This shows how immature the field of software engineering is. Imagine bridges or houses were built like that. Or your surgeon was trained like that.
Over time, we hopefully develop estblished norms, but at the moment, things are too much in flux. Put 5 sw engineers in a room, pose a problem and you will get not just 5 different solution proposals, but there will likely be strong disagreements on which approach is a good one.
"I recognize a good solution when I see it" is just not good enough for a serious engineering discipline.
While I don't disagree with you in general, this does feel a bit off.
By that logic you can call the field of music immature, and all of the arts. I think the difference is that its easy to experiment without high costs.
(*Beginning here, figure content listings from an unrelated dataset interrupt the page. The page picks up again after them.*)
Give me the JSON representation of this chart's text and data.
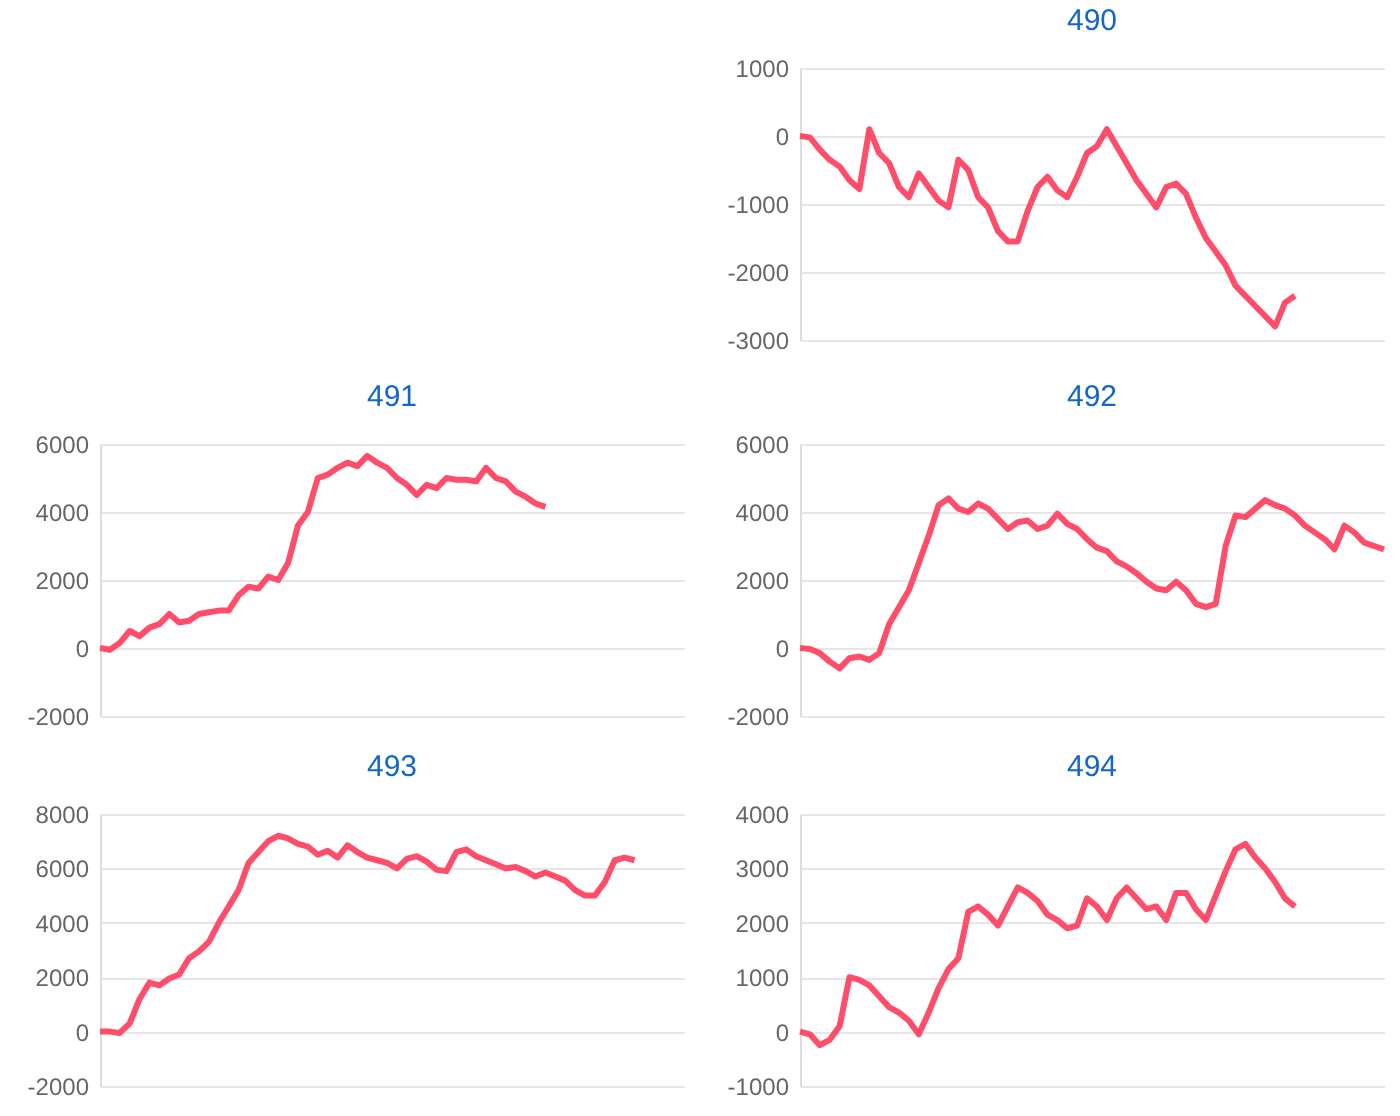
{
  "chart_data": [
    {
      "type": "line",
      "title": "490",
      "categories": [
        null,
        null,
        null,
        null,
        null,
        null,
        null,
        null,
        null,
        null,
        null,
        null,
        null,
        null,
        null,
        null,
        null,
        null,
        null,
        null,
        null,
        null,
        null,
        null,
        null,
        null,
        null,
        null,
        null,
        null,
        null,
        null,
        null,
        null,
        null,
        null,
        null,
        null,
        null,
        null,
        null,
        null,
        null,
        null,
        null,
        null,
        null,
        null,
        null,
        null,
        null,
        null,
        null,
        null,
        null,
        null,
        null,
        null,
        null,
        null
      ],
      "ylim": [
        -3000,
        1000
      ],
      "yticks": [
        -3000,
        -2000,
        -1000,
        0,
        1000
      ],
      "grid": "y",
      "tick_labels": "y",
      "series": [
        {
          "color": "#ff4d6a",
          "values": [
            0,
            -20,
            -200,
            -350,
            -450,
            -650,
            -780,
            100,
            -250,
            -400,
            -750,
            -900,
            -550,
            -750,
            -950,
            -1050,
            -350,
            -500,
            -900,
            -1050,
            -1400,
            -1550,
            -1550,
            -1100,
            -750,
            -600,
            -800,
            -900,
            -600,
            -250,
            -150,
            100,
            -150,
            -400,
            -650,
            -850,
            -1050,
            -750,
            -700,
            -850,
            -1200,
            -1500,
            -1700,
            -1900,
            -2200,
            -2350,
            -2500,
            -2650,
            -2800,
            -2450,
            -2350,
            null,
            null,
            null,
            null,
            null,
            null,
            null,
            null,
            null
          ]
        }
      ]
    },
    {
      "type": "line",
      "title": "491",
      "categories": [
        null,
        null,
        null,
        null,
        null,
        null,
        null,
        null,
        null,
        null,
        null,
        null,
        null,
        null,
        null,
        null,
        null,
        null,
        null,
        null,
        null,
        null,
        null,
        null,
        null,
        null,
        null,
        null,
        null,
        null,
        null,
        null,
        null,
        null,
        null,
        null,
        null,
        null,
        null,
        null,
        null,
        null,
        null,
        null,
        null,
        null,
        null,
        null,
        null,
        null,
        null,
        null,
        null,
        null,
        null,
        null,
        null,
        null,
        null,
        null
      ],
      "ylim": [
        -2000,
        6000
      ],
      "yticks": [
        -2000,
        0,
        2000,
        4000,
        6000
      ],
      "grid": "y",
      "tick_labels": "y",
      "series": [
        {
          "color": "#ff4d6a",
          "values": [
            0,
            -50,
            150,
            500,
            350,
            600,
            700,
            1000,
            750,
            800,
            1000,
            1050,
            1100,
            1100,
            1550,
            1800,
            1750,
            2100,
            2000,
            2500,
            3600,
            4000,
            5000,
            5100,
            5300,
            5450,
            5350,
            5650,
            5450,
            5300,
            5000,
            4800,
            4500,
            4800,
            4700,
            5000,
            4950,
            4950,
            4900,
            5300,
            5000,
            4900,
            4600,
            4450,
            4250,
            4150,
            null,
            null,
            null,
            null,
            null,
            null,
            null,
            null,
            null,
            null,
            null,
            null,
            null,
            null
          ]
        }
      ]
    },
    {
      "type": "line",
      "title": "492",
      "categories": [
        null,
        null,
        null,
        null,
        null,
        null,
        null,
        null,
        null,
        null,
        null,
        null,
        null,
        null,
        null,
        null,
        null,
        null,
        null,
        null,
        null,
        null,
        null,
        null,
        null,
        null,
        null,
        null,
        null,
        null,
        null,
        null,
        null,
        null,
        null,
        null,
        null,
        null,
        null,
        null,
        null,
        null,
        null,
        null,
        null,
        null,
        null,
        null,
        null,
        null,
        null,
        null,
        null,
        null,
        null,
        null,
        null,
        null,
        null,
        null
      ],
      "ylim": [
        -2000,
        6000
      ],
      "yticks": [
        -2000,
        0,
        2000,
        4000,
        6000
      ],
      "grid": "y",
      "tick_labels": "y",
      "series": [
        {
          "color": "#ff4d6a",
          "values": [
            0,
            -30,
            -150,
            -400,
            -600,
            -300,
            -250,
            -350,
            -150,
            700,
            1200,
            1700,
            2500,
            3300,
            4200,
            4400,
            4100,
            4000,
            4250,
            4100,
            3800,
            3500,
            3700,
            3750,
            3500,
            3600,
            3950,
            3650,
            3500,
            3200,
            2950,
            2850,
            2550,
            2400,
            2200,
            1950,
            1750,
            1700,
            1950,
            1700,
            1300,
            1200,
            1300,
            3000,
            3900,
            3850,
            4100,
            4350,
            4200,
            4100,
            3900,
            3600,
            3400,
            3200,
            2900,
            3600,
            3400,
            3100,
            3000,
            2900
          ]
        }
      ]
    },
    {
      "type": "line",
      "title": "493",
      "categories": [
        null,
        null,
        null,
        null,
        null,
        null,
        null,
        null,
        null,
        null,
        null,
        null,
        null,
        null,
        null,
        null,
        null,
        null,
        null,
        null,
        null,
        null,
        null,
        null,
        null,
        null,
        null,
        null,
        null,
        null,
        null,
        null,
        null,
        null,
        null,
        null,
        null,
        null,
        null,
        null,
        null,
        null,
        null,
        null,
        null,
        null,
        null,
        null,
        null,
        null,
        null,
        null,
        null,
        null,
        null,
        null,
        null,
        null,
        null,
        null
      ],
      "ylim": [
        -2000,
        8000
      ],
      "yticks": [
        -2000,
        0,
        2000,
        4000,
        6000,
        8000
      ],
      "grid": "y",
      "tick_labels": "y",
      "series": [
        {
          "color": "#ff4d6a",
          "values": [
            0,
            0,
            -50,
            300,
            1200,
            1800,
            1700,
            1950,
            2100,
            2700,
            2950,
            3300,
            4000,
            4600,
            5200,
            6200,
            6600,
            7000,
            7200,
            7100,
            6900,
            6800,
            6500,
            6650,
            6400,
            6850,
            6600,
            6400,
            6300,
            6200,
            6000,
            6350,
            6450,
            6250,
            5950,
            5900,
            6600,
            6700,
            6450,
            6300,
            6150,
            6000,
            6050,
            5900,
            5700,
            5850,
            5700,
            5550,
            5200,
            5000,
            5000,
            5500,
            6300,
            6400,
            6300,
            null,
            null,
            null,
            null,
            null
          ]
        }
      ]
    },
    {
      "type": "line",
      "title": "494",
      "categories": [
        null,
        null,
        null,
        null,
        null,
        null,
        null,
        null,
        null,
        null,
        null,
        null,
        null,
        null,
        null,
        null,
        null,
        null,
        null,
        null,
        null,
        null,
        null,
        null,
        null,
        null,
        null,
        null,
        null,
        null,
        null,
        null,
        null,
        null,
        null,
        null,
        null,
        null,
        null,
        null,
        null,
        null,
        null,
        null,
        null,
        null,
        null,
        null,
        null,
        null,
        null,
        null,
        null,
        null,
        null,
        null,
        null,
        null,
        null,
        null
      ],
      "ylim": [
        -1000,
        4000
      ],
      "yticks": [
        -1000,
        0,
        1000,
        2000,
        3000,
        4000
      ],
      "grid": "y",
      "tick_labels": "y",
      "series": [
        {
          "color": "#ff4d6a",
          "values": [
            0,
            -50,
            -250,
            -150,
            100,
            1000,
            950,
            850,
            650,
            450,
            350,
            200,
            -50,
            350,
            800,
            1150,
            1350,
            2200,
            2300,
            2150,
            1950,
            2300,
            2650,
            2550,
            2400,
            2150,
            2050,
            1900,
            1950,
            2450,
            2300,
            2050,
            2450,
            2650,
            2450,
            2250,
            2300,
            2050,
            2550,
            2550,
            2250,
            2050,
            2500,
            2950,
            3350,
            3450,
            3200,
            3000,
            2750,
            2450,
            2300,
            null,
            null,
            null,
            null,
            null,
            null,
            null,
            null,
            null
          ]
        }
      ]
    }
  ]
}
I genuinely think that if building bridges was cheap and quick, the fastest way to learn was to try...
When design is a process to build something pleasing (like in music or painting), then yes, it's an art, and you can rightfully have different opinions about outcomes, sometimes diametrically opposed opinions, which is all not just fine and accepted but inherent in the field and a required ingredient.
When design is about building something functional, then it's part of engineering. You can objectively measure whether it does satisfy the requirements. That's where serious engineering disciplines are and where software engineering needs to aim for if it wants to keep engineering in its title without getting laughed at. As long as programmers consider themselves part artists, that's hard to achieve, but as the field matures, there is hope.
Note that some fields are trying to be both. For example architecture. There it's solved by making a more or less clear distinction between the pleasing art part (that's what the architect does) and the functional engineering part (structural engineer). Both roles are not being conflated. In software, we still do that.